На встречу дня - Ежи Вавжак
И тут Ядвига, поначалу растерявшись было от неожиданности, но отнюдь не убежденная его аргументами, дала волю всем своим даже самым затаенным обидам.
— А что ты имеешь?! Очень тебе помогли твои товарищи?! Как ты был подручным, так подручным и остался, делаешь самую грязную работу! А держишься за них как репей, прилип к ним неизвестно ради чего и готов им всего себя отдать. Не обманывай себя и меня: не о благе ребенка ты думаешь! Просто боишься, чтобы они тебя не выгнали. Они для тебя — все, а домом ты мало интересуешься. Дом у тебя вроде общежития, где можно хорошо поесть и выспаться. И я, и ребенок тебе не нужны... Вон Яниц, например, тоже член партии и даже какой-то начальник, а каждое воскресенье ходит с женой в костел. И живут они чинно, как все люди...
— Так ты считаешь? — У него даже горло перехватило. — Это для меня пример? Паршивый флюгер, который крутится, куда ветер дует. Ты думаешь, если я рабочий, то глупее его? И папочка твой выше меня — а как же — ведь у него эта жалкая лавчонка!
— Оставь в покое моих родителей!..
На этом разговор и закончился, а вернее, был прерван, так как Леон хлопнул дверью и вот сейчас он вглядывается в улицу, курит вторую кряду сигарету, воспроизводит в памяти отдельные эпизоды ссоры, словно наяву видит резкие жесты, упрямо сжатые губы, и все более убеждается: как ни кинь, правда на его стороне.
«Эгоистка, ограниченный человек... А может, тут и моя вина? — приходит ему вдруг в голову. — Мало с ней говорил, не посвящал в свои дела? Я иду вперед, а она тащится за мной как укор совести. Ведь и правда, она все время дома: кухня, ребенок, готовка, уборка, да еще эти визиты к родителям, которых в чем угодно можно упрекнуть, только не в добром расположении ко мне и к моим делам. Значит, дом для меня все равно что общежитие... Ну а как быть с таким человеком, если не замкнуться в себе, лишь бы избежать этих бесконечных вспышек гнева, этих ссор, которые длятся потом неделями. Но ведь я все еще люблю ее... Не знаю, как найти выход из этого положения. Но одно ясно, рано или поздно, вопрос придется ставить по-мужски, как сегодня: или мы будем разговаривать по-человечески, и ты станешь вести себя как нормальная женщина, или я выматываюсь из дому ко всем чертям!.. А ведь умеет же поддеть, стерва. Она думает, я вступил в партию, чтобы сделать карьеру». — Леон криво улыбается, но тупая боль в груди долго не утихает. Поболтавшись по улицам еще с полчаса, Леон выбирает самое простое — заглянуть к Бялому. Казик живет с матерью через два дома.

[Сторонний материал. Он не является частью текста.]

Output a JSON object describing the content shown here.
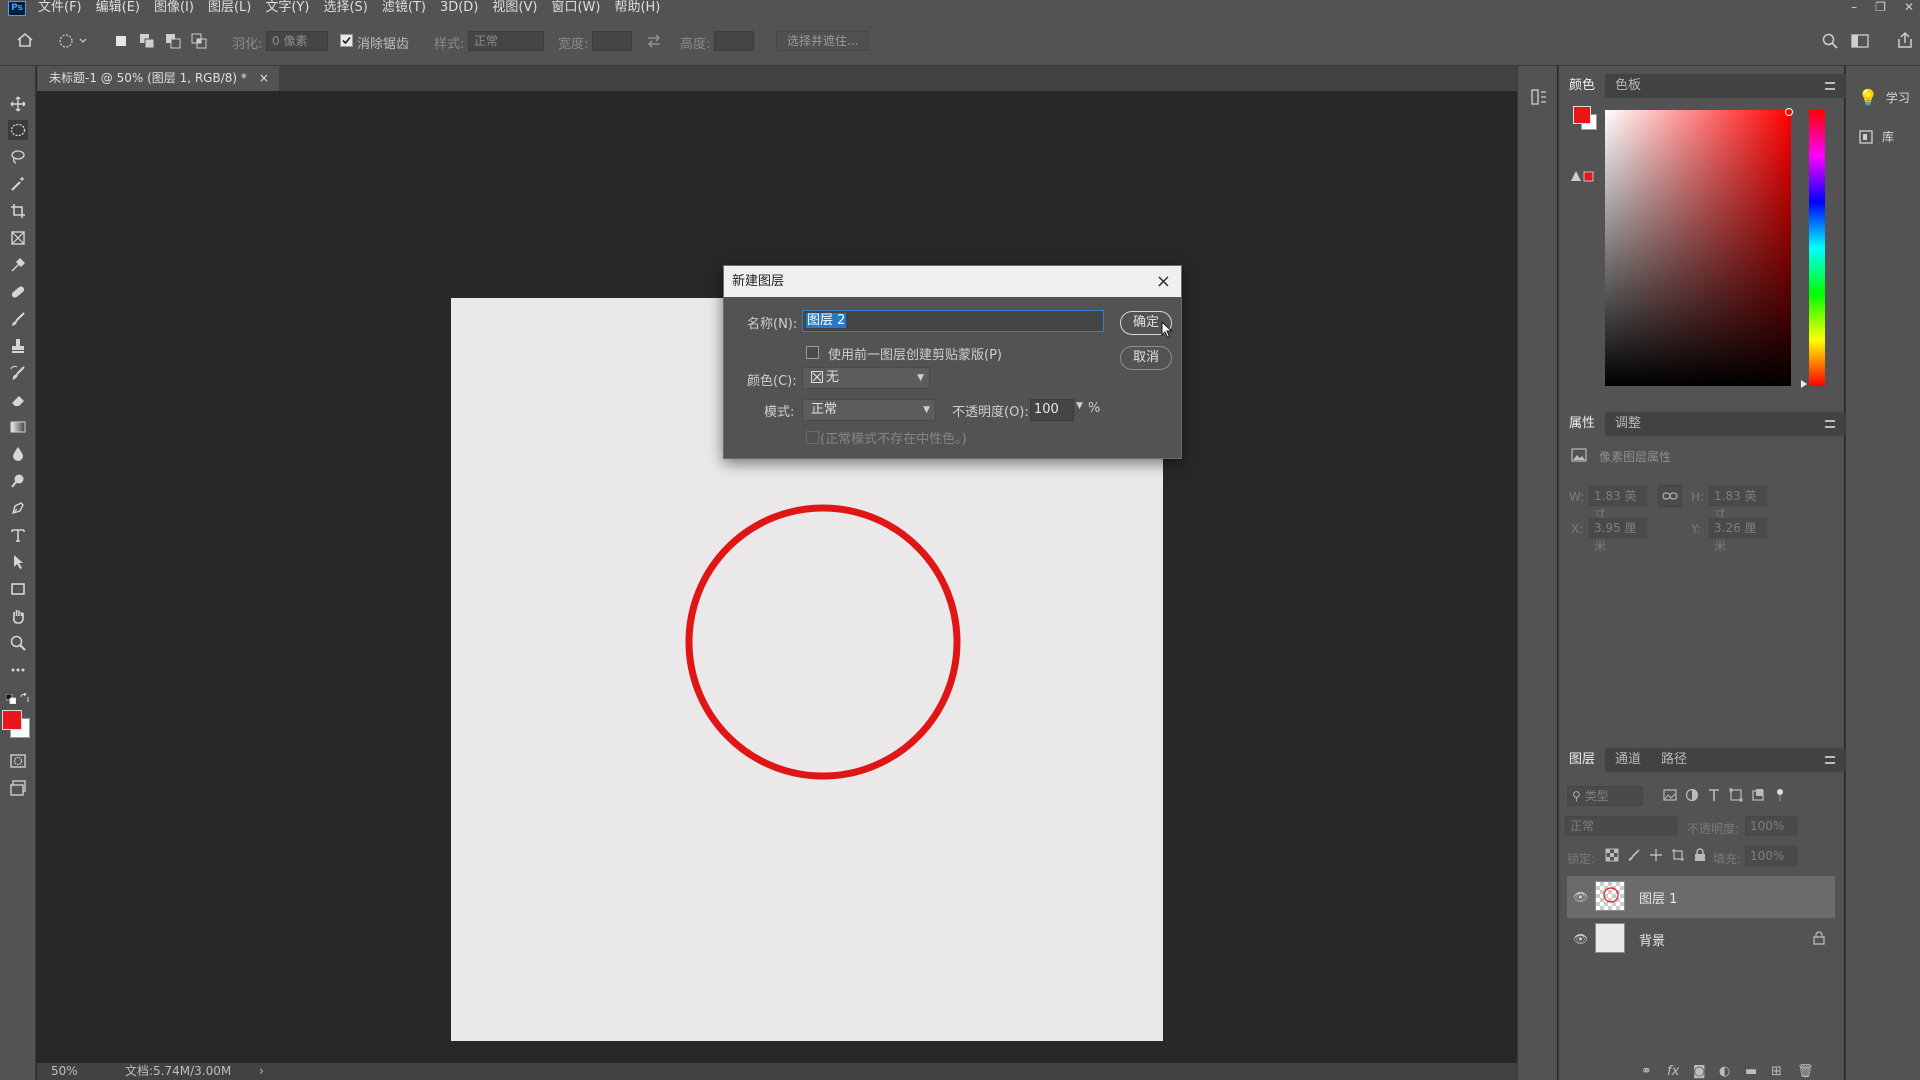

— Ты о чем это задумался, Леон? — вывел его из задумчивости веселый голос. — Того и гляди под машину попадешь.
На другой стороне улицы стоял Яниц, держа руку на плече жены. Леон подошел, поздоровался с Вероникой, крепко пожал руку старику.
— Куда это ты нацелился? В субботу?
— Если есть желание, идемте со мной, пан Яниц, — и он с опаской посмотрел на Веронику, будто заранее предугадывал ее реакцию.
— Он как раз для вашей компании, — сморщила та брови. — Каким вы его мне привели после последней получки? Я уж думала «Скорую помощь» вызывать, до того было плохо бедняге.
— Ты здорово, мать, преувеличиваешь, — замялся Яниц.
— Ну как, идем? — спросил Леон вызывающе.
— В Бялому? — протянул Яниц и отрицательно покачал головой. — Тоже выбрал себе дружка... Знаешь, с меня хватит, что я с вами по восемь часов в сутки маюсь. Давай лучше к нам.
— А что это вы так против Бялого? — обеспокоенно спросил Леон, давая понять, что от приглашения отказывается.
Почему сегодня все против него? Осуждают его дружбу.
— Какие у вас претензии к этому парню? Он такой же, как и все мы, даже Гурный последнее время на его стороне, а вы?..
— Ну чего мы здесь на улице будем выяснять? — махнул рукой Яниц. — Пошли, мать, — он протянул Леону руку, — привет. В другой раз поговорим о твоем дружке. Если, конечно, ты захочешь. Я ведь могу и ошибаться. Мне бы очень хотелось, честно говоря, чтобы я был неправ насчет этого парня.
— До свидания, — буркнул Леон. — Быть может, попозже зайду.
«Если уж у кого и есть претензии к Бялому, так это в первую очередь у меня... Только какие? Что меня обошел, ловчее оказался в подходящий момент, в передовые сталевары вышел, когда еще ничего не умел, как тогда все мы, молодые. И уж если осуждать его, то только за то, что дурь в башку ударила, не дорожил он оказанным ему доверием, не учился, думая, что так будет всегда, что слава ему поможет — так вот за то, что спасовал перед трудностями, за то, что бросил все к чертям и ушел на другую фабрику, на легкие хлеба, — так он, наверное, думал. Значит, уж если, черт побери, осуждать Бялого, то только за то, что не использовал возможностей, которые ему были предоставлены. А такое он в жизни больше не получит. И я тоже... Ну а за каким дьяволом она, эта возможность, мне нужна, неужели так не проживу? Без протекции?» — рассуждает Леон, вспоминая те годы.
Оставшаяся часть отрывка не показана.